I spent the last couple of quarantined hours looking through some very old travel notebooks. They are now valuable for 2 reasons. They are a trove of travel memories, and they yield many quotes. For some reason, Ruth & I pause anytime we see that someone we are reading about on a trip has said something interesting. We always take the time to write it down. Often I will hand my notebook to Ruth, and she will do the copying because she has a better handwriting than me and doesn’t mind this task. Below are some nostalgic quotes we took down to remember that I haven’t seen since we copied them years ago.
I saw this quote in a tourist attraction that no longer exists, the Newseum in Washington, DC. Philip Graham of the Washington Post once said, “Journalism is the first rough draft of history.” Being a journalist, this struck me as true.
I copied this in 2007 while looking at a maritime exhibit in Perth, Western Australia. Australians were very proud of this feat. “Australia II crossed the finish line 41 seconds ahead of the American defender Liberty. The world’s oldest sporting trophy, the America’s Cup, went to Australia, its first trophy for 132 years.” A few pages later after copying a recipe for Australian damper, an Outback bread, I wrote this lame joke for no good reason I can remember. “What do you get when you cross a chicken with a cement mixer? Answer: a brick layer.” You can laugh or not at this attempt at Aussie humor.
I wrote this in Australia 5 years later but do not know who said it. “Traveling makes one modest–you see what a tiny place you occupy in the world.” Amen to that.

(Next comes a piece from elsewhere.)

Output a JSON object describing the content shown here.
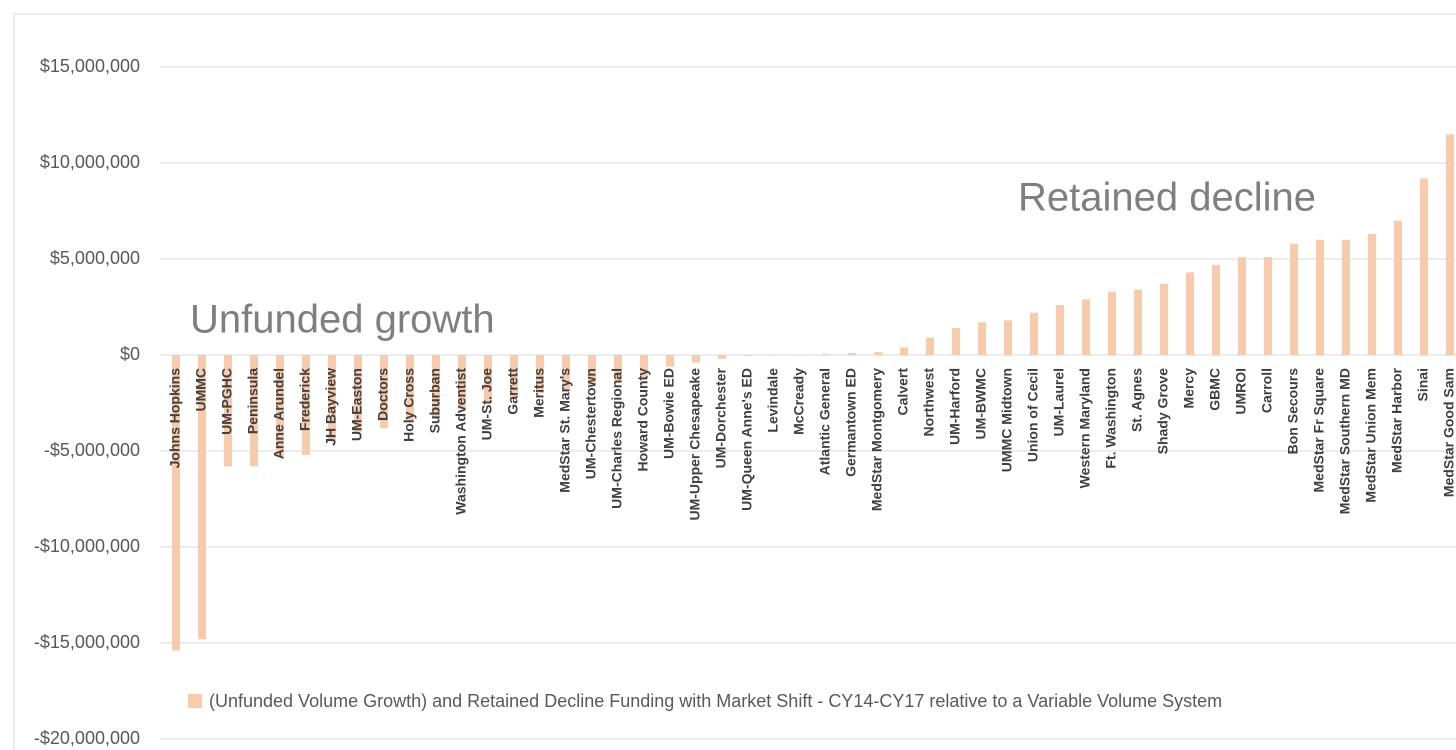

Pablo Picasso said this, “Everything you can imagine is real.” I read this in Rome right before Ruth & I went to a criminology museum. There is probably no relationship. A few weeks later on the north shore of Lake Superior, Ruth wrote this, “If you pulled the (3 quadrillion gallons) plug on Lake Superior, you would flood all of the U.S., Canada, Central and South Am. with a foot of water.”
This long quote really spoke to Ruth, who copied it in its entirety. “One day seven years ago I found myself saying to myself–I can’t live where I want to, I can’t go where I want to go. I can’t do what I want to do. I can’t even say what I want to–I decided I was a very stupid fool not to at least paint as I wanted to.” This was said by Lee Krasner in 1923. She was the wife of painter Jackson Pollock who went on to become an accomplished painter on her own.
This last one happened to me in Australia. I was talking to a dear man named Michael whom I met on a tour of the Australian Outback. He was an immigrant to this country after his family had lived in Ireland for centuries. Ruth & I later tracked down his ancestral castle, at least what was left of it, in Ireland. He was at the time we traveled together the world explorer who had been far more places than I ever dreamed of seeing. I once asked Michael about his favorite destination, and he said without pause, “Bhutan.” He was the most quick-witted person I ever met. At the time we were discussing our birth dates. I said, “June 18” and Michael retorted, “Ah, the Battle of Waterloo.”